Несколько лет назад я принимал участие в проекте «Большой балет» канала «Культура». Ставил для танцовщиков Большого «Танго». Как-то подхожу к театру и вижу: прямо на асфальте сидит человек в шортах, шлепанцах, с нечесаными патлами, в татуировках. Спрашиваю у приятеля:
— Кто такой?
Он говорит:
— Дмитриченко.
Так я его первый раз увидел и не скажу, что парень произвел приятное впечатление. Сейчас многие артисты украшают тело изображениями бабочек, мух, цветочков. Для меня это недопустимо. Понятно, когда тату набивают проститутки или секс-меньшинства: им хочется привлечь внимание к определенным частям тела. Но артист балета должен восхищать зрителей своим физическим совершенством, качеством танца. Если принижают искусство, которому я отдал жизнь, в его же храме, для меня это все равно что прийти в церковь и плюнуть на икону.
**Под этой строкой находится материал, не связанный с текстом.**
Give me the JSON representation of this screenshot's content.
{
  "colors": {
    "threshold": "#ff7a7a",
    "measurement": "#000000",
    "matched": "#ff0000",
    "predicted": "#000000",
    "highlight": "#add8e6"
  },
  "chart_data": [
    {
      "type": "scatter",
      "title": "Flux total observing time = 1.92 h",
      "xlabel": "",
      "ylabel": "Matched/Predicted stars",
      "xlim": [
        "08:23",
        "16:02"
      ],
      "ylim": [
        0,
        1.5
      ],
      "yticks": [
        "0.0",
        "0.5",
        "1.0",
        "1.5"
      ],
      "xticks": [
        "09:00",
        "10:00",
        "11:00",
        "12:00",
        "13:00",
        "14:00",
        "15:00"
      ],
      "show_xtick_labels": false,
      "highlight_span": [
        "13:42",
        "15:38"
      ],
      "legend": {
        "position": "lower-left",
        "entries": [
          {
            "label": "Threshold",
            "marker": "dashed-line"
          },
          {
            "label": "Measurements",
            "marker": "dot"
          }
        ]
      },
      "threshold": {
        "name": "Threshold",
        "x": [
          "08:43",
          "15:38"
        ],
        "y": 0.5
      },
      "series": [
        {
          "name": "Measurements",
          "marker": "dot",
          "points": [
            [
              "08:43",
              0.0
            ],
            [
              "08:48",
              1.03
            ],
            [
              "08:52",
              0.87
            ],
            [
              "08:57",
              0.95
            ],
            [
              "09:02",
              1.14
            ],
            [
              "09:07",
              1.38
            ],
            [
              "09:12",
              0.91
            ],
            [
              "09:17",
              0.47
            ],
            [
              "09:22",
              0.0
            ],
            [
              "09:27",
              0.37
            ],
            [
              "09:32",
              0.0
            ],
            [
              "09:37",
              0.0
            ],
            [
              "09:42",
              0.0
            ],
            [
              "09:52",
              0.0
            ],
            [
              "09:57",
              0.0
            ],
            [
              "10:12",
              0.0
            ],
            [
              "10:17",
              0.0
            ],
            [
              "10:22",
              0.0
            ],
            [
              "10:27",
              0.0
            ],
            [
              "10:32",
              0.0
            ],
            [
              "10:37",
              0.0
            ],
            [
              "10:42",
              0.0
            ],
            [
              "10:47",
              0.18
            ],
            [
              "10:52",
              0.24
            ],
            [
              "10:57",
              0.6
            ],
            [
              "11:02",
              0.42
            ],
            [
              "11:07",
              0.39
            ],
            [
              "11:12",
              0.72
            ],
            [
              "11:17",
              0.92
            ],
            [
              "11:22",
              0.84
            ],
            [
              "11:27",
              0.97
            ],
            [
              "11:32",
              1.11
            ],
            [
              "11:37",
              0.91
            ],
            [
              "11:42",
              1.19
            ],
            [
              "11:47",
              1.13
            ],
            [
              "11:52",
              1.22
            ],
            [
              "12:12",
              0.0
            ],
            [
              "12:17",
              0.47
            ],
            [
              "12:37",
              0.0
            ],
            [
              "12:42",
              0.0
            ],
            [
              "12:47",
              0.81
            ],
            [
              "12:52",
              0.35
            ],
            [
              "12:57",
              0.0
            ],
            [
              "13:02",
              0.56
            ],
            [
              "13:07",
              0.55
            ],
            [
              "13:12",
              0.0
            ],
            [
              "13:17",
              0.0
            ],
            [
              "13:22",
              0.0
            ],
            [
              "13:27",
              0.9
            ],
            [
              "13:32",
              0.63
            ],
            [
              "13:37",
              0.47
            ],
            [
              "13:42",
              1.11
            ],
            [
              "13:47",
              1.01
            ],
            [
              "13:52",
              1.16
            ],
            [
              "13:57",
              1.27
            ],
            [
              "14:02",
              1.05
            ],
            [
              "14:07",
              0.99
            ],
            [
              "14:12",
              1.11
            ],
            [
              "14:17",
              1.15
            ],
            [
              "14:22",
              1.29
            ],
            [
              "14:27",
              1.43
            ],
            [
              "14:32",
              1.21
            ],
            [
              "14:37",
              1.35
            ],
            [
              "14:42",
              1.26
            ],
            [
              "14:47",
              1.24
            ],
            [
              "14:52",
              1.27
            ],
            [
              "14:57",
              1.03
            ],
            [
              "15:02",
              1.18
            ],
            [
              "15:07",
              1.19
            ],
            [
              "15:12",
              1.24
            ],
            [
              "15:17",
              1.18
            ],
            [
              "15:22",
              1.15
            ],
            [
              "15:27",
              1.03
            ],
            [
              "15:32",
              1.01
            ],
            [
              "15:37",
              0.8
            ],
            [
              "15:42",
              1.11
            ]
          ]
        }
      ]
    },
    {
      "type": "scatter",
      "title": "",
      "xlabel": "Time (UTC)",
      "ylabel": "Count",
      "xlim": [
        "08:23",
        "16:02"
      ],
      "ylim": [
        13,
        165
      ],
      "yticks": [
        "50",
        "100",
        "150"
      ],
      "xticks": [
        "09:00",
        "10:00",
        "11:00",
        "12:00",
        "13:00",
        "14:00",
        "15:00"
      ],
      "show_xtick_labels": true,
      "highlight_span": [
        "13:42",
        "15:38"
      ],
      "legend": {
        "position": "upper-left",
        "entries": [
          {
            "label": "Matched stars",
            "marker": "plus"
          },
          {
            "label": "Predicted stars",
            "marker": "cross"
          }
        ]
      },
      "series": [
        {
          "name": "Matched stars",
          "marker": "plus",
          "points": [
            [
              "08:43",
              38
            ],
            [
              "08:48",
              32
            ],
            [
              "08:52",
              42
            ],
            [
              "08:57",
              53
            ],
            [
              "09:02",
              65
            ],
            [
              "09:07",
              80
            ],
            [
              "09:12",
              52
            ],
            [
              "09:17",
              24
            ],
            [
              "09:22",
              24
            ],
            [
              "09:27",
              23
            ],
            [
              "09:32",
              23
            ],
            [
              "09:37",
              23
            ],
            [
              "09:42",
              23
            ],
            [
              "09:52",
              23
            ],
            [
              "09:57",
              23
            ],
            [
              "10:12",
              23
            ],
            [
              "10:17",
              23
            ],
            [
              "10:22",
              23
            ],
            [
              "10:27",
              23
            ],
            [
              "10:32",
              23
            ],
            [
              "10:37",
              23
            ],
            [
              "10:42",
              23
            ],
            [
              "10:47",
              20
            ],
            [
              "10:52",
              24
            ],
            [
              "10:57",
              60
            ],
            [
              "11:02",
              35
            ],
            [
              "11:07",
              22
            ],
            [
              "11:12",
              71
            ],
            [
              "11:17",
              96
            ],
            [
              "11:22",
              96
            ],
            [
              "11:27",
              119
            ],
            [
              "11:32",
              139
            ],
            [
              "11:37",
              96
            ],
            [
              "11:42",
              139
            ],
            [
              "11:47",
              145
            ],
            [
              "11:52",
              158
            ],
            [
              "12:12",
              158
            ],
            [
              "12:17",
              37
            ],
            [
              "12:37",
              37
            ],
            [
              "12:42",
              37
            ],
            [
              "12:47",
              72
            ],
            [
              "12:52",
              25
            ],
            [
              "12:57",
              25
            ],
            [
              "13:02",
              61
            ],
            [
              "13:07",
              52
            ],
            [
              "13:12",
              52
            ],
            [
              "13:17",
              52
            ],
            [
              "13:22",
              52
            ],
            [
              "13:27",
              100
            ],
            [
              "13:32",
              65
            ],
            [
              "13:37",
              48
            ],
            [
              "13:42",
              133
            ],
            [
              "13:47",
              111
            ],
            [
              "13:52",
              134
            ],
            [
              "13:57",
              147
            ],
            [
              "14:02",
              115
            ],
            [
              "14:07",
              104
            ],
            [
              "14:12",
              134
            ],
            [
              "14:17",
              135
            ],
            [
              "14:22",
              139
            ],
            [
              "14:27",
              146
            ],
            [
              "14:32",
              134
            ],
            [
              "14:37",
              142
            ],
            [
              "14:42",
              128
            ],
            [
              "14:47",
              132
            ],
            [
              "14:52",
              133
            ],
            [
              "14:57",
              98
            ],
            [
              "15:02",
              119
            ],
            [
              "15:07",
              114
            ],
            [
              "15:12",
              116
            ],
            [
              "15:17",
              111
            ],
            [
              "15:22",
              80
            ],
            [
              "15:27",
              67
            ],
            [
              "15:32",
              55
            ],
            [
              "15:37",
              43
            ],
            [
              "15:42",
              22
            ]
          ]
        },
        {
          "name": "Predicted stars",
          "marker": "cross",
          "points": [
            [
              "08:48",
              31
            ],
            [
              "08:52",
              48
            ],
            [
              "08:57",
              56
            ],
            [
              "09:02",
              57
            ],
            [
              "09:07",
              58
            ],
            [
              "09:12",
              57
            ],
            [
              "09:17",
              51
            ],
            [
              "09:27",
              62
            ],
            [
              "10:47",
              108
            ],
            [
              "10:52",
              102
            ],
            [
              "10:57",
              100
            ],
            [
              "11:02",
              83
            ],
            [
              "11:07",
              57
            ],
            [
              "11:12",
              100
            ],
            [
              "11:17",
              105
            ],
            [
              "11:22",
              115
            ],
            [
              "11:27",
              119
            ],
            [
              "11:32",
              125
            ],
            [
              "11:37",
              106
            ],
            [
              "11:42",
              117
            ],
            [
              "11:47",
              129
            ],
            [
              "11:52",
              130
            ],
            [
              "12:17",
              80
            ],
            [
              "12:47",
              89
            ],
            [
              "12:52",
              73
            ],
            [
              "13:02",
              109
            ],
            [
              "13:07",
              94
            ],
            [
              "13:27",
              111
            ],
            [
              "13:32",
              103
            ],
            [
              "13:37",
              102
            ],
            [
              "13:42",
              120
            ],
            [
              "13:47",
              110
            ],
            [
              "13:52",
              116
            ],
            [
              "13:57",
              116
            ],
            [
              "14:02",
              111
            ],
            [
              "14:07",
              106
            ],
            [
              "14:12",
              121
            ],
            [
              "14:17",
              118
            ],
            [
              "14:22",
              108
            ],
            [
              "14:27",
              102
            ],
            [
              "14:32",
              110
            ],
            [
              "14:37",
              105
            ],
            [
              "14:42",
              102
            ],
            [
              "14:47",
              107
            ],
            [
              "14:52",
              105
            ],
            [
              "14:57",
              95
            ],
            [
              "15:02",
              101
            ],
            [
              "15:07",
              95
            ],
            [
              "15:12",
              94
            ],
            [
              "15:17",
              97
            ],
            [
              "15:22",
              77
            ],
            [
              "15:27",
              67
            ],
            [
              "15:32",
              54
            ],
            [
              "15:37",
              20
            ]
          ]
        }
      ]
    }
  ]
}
Мы, люди другого поколения, привыкли ценить то, чего добились тяжелым трудом. Я у родителей единственный ребенок. Они инженеры, работали на военных предприятиях в Тушино. Оба воевали, мама дошла до Берлина. Оттуда вернулась с трофеем — немецким аккордеоном, на котором блестяще играла и пела в компаниях. Пыталась и меня приобщить к музыке, но, прозанимавшись полгода с педагогом, я освоил лишь песню «Родина». Дальше дело не пошло.
Родители пропадали на работе, я рос дворовым мальчишкой, от дурных компаний спасал спорт. Неподалеку от улицы Лодочной, где мы жили, был стадион с бассейном, куда я часто ходил. Потом увлекся хоккеем — играл за юношескую сборную знаменитого в те времена тушинского клуба «Салют» (кстати, доигрывал, когда уже учился в хореографическом училище). Позже к хоккею прибавились баскетбол и волейбол, из-за которых получил хронический вывих плеча. А еще увлекся боксом и карате. Карате в советские времена было запрещенным видом спорта, я занимался в полулегальной группе с дипломатами. Долго не бросал, даже работая в Большом театре.
Любовь к танцу пришла после того, как в десять лет увидел по телевизору фильм-балет «Ромео и Джульетта» с Галиной Улановой. Был в неописуемом восторге, стал упрашивать маму: «Запиши меня в хореографический кружок». Студия нашлась в клубе «Красный Октябрь» при секретном «пятисотом» заводе, а проще — почтовом ящике. Мне купили беленькие носочки и маечку. Несколько раз в неделю я стоял у балетного станка, тянул подъем, делал растяжки. Раз в год там появлялись артисты Большого театра, которые принимали у детей экзамен, смотрели, чему их научили педагоги. Так меня заприметил Михаил Михайлович Каверинский, он сказал маме: «Из вашего мальчика выйдет толк, ему непременно надо поступать в хореографическое училище».
Но мама видела сына военным дирижером. Она добилась, чтобы меня после пятого класса взяли в Суворовское училище, куда попасть было просто нереально. Я с мамой не спорил, не хотел расстраивать, хотя восторга от того, что всю оставшуюся жизнь придется ходить строем, не испытывал. У меня психология солиста.